What’s more? Botanic Garden, Buttes-chaumont, La Villette Park, Monceau, Vincennes, Montsouris Park, André-Citroen Park, Bois de Boulogne, Auteuil’s Greenhouses.


Famous places:

Points of Interest:
Place Vendôme is a square in the 1st arrondissement of Paris located to the north of the Tuileries Gardens and east of the Église de la Madeleine. The Place Vendôme Column at the center was erected by Napoleon to commemorate the battle of Austerlitz. The Pont Neuf, French for the "New Bridge," is the oldest standing bridge across the river Seine . Its name, which distinguished it from the old bridges that were lined on both sides with houses, simply stuck. The Champs-Élysées is the most prestigious and broadest avenue in Paris. Its full name is "Avenue des Champs-Élysées". With its cinemas, cafés, and luxury specialty shops, the Champs-Élysées is one of the most famous streets in the world. The name refers to the Elysian Fields, the place of the blessed in Greek mythology. The Place de l’Étoile is a large road junction in Paris, France, the meeting point of twelve straight avenues (hence the name "Star Square") including the Champs-Élysées which continues to the east. It was renamed Place Charles de Gaulle in 1970 in honor of President de Gaulle, but is still largely referred to by its original name.
What’s more? Main boulevards, Bastille square, Victoires square, 2nd district Passages (Vivienne, Choiseul, Panoramas), Saint Sulpice Place, Saint-Martin canal, Brady’s Passage, Denfert-Rochereau Place, Ourc Canal.


Districts:

Points of Interest:
The Île de la Cité is one of two natural islands in the Seine within the city of Paris (the other being Île Saint-Louis, the Île des Cygnes being artificial). It is the centre of Paris and the location where the medieval city was refounded. Le marais is a traditionally bourgeois area.

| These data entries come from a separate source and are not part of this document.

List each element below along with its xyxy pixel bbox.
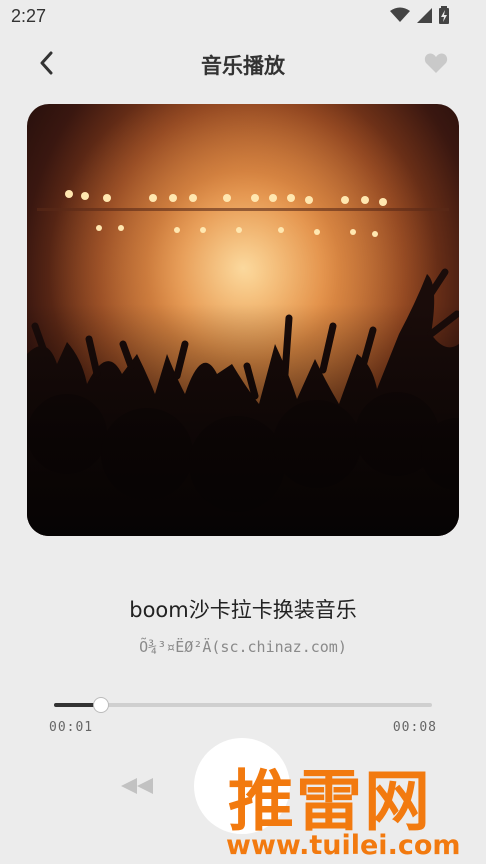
watermark-url: www.tuilei.com: [226, 830, 461, 861]
signal-icon: [417, 8, 432, 23]
progress-slider[interactable]: [54, 697, 432, 713]
battery-icon: [439, 6, 449, 24]
heart-icon: [424, 53, 448, 73]
page-title: 音乐播放: [201, 54, 285, 78]
progress-thumb[interactable]: [93, 697, 110, 713]
watermark: 推雷网 www.tuilei.com: [218, 748, 486, 864]
header: 音乐播放: [0, 40, 486, 84]
song-artist: Õ¾³¤ËØ²Ä(sc.chinaz.com): [139, 638, 347, 656]
current-time: 00:01: [49, 720, 94, 735]
status-icons: [390, 6, 450, 24]
rewind-icon: [121, 778, 153, 794]
previous-button[interactable]: [119, 776, 155, 796]
status-time: 2:27: [11, 6, 47, 26]
album-cover: [27, 104, 459, 536]
concert-image: [27, 104, 459, 536]
status-bar: 2:27: [0, 0, 486, 34]
wifi-icon: [390, 7, 410, 22]
total-time: 00:08: [392, 720, 437, 735]
favorite-button[interactable]: [424, 52, 448, 74]
song-title: boom沙卡拉卡换装音乐: [129, 598, 357, 622]
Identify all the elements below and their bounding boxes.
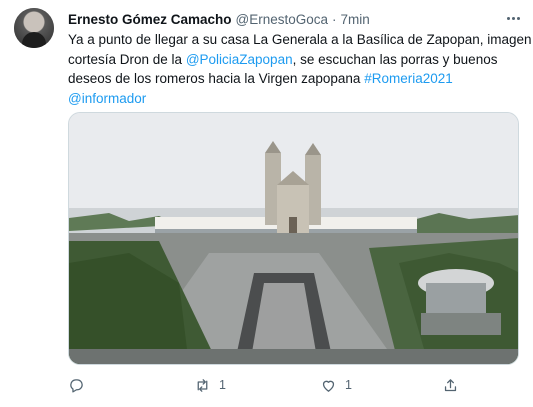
retweet-count: 1 bbox=[219, 378, 226, 392]
tweet-header: Ernesto Gómez Camacho @ErnestoGoca · 7mi… bbox=[68, 9, 370, 29]
reply-icon bbox=[70, 378, 83, 393]
tweet-actions: 1 1 bbox=[68, 374, 528, 396]
like-button[interactable]: 1 bbox=[320, 374, 352, 396]
retweet-icon bbox=[197, 378, 208, 392]
tweet-text-segment: , se escuchan las porras y buenos bbox=[292, 51, 498, 67]
avatar[interactable] bbox=[14, 8, 54, 48]
tweet-text-segment: deseos de los romeros hacia la Virgen za… bbox=[68, 71, 365, 86]
author-handle[interactable]: @ErnestoGoca bbox=[236, 12, 329, 27]
like-count: 1 bbox=[345, 378, 352, 392]
separator-dot: · bbox=[332, 11, 337, 27]
share-icon bbox=[444, 378, 457, 391]
tweet-text: Ya a punto de llegar a su casa La Genera… bbox=[68, 30, 532, 109]
basilica-aerial-photo bbox=[69, 113, 518, 364]
more-options-icon[interactable] bbox=[503, 10, 523, 26]
tweet-text-line: deseos de los romeros hacia la Virgen za… bbox=[68, 69, 528, 89]
retweet-button[interactable]: 1 bbox=[194, 374, 226, 396]
share-button[interactable] bbox=[442, 374, 467, 396]
mention-link[interactable]: @PoliciaZapopan bbox=[186, 52, 293, 67]
tweet-text-line: Ya a punto de llegar a su casa La Genera… bbox=[68, 32, 532, 47]
reply-button[interactable] bbox=[68, 374, 93, 396]
mention-link[interactable]: @informador bbox=[68, 91, 146, 106]
like-icon bbox=[322, 380, 335, 392]
tweet-media-photo[interactable] bbox=[68, 112, 519, 365]
author-name[interactable]: Ernesto Gómez Camacho bbox=[68, 12, 232, 27]
tweet-timestamp[interactable]: 7min bbox=[341, 12, 370, 27]
tweet-text-line: cortesía Dron de la @PoliciaZapopan, se … bbox=[68, 50, 528, 70]
hashtag-link[interactable]: #Romeria2021 bbox=[364, 71, 453, 86]
tweet-text-segment: cortesía Dron de la bbox=[68, 51, 186, 67]
tweet[interactable]: Ernesto Gómez Camacho @ErnestoGoca · 7mi… bbox=[0, 0, 533, 407]
tweet-text-line: @informador bbox=[68, 89, 528, 109]
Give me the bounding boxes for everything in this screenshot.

Many communities have lived here : jews at the end of the 19th century, chinese after the first world war and the Gay since 1980. Saint Germain des Prés is an area of the 6th arrondissement of Paris, located around the church of the former Abbey of Saint-Germain-des-Prés. Home to a number of famous cafés, such as Les Deux Magots and Café de Flore, the Saint-Germain-des-Prés area was the center of the existentialist movement (associated with Jean-Paul Sartre and Simone de Beauvoir). Montmartre is a 130 metres high hill that give its name to the district. Located in the north of Paris, it is primarily known for the white-domed Basilica of the Sacré Cœur on its summit. The other, older, church on the hill is Saint Pierre de Montmartre, which claims to be the location at which the Jesuit order of priests was founded. Many artists had studios or worked around the community of Montmartre such as Salvador Dalí, Claude Monet, Pablo Picasso and Vincent van Gogh.
What’s more? l’île Saint Louis, Latin Quarter, la Butte aux cailles, Montorgueil pedestrian streets, Faubourg Saint Germain, Oberkampf street, Bercy, Chinatown, Batignolles, la Goutte-d’Or.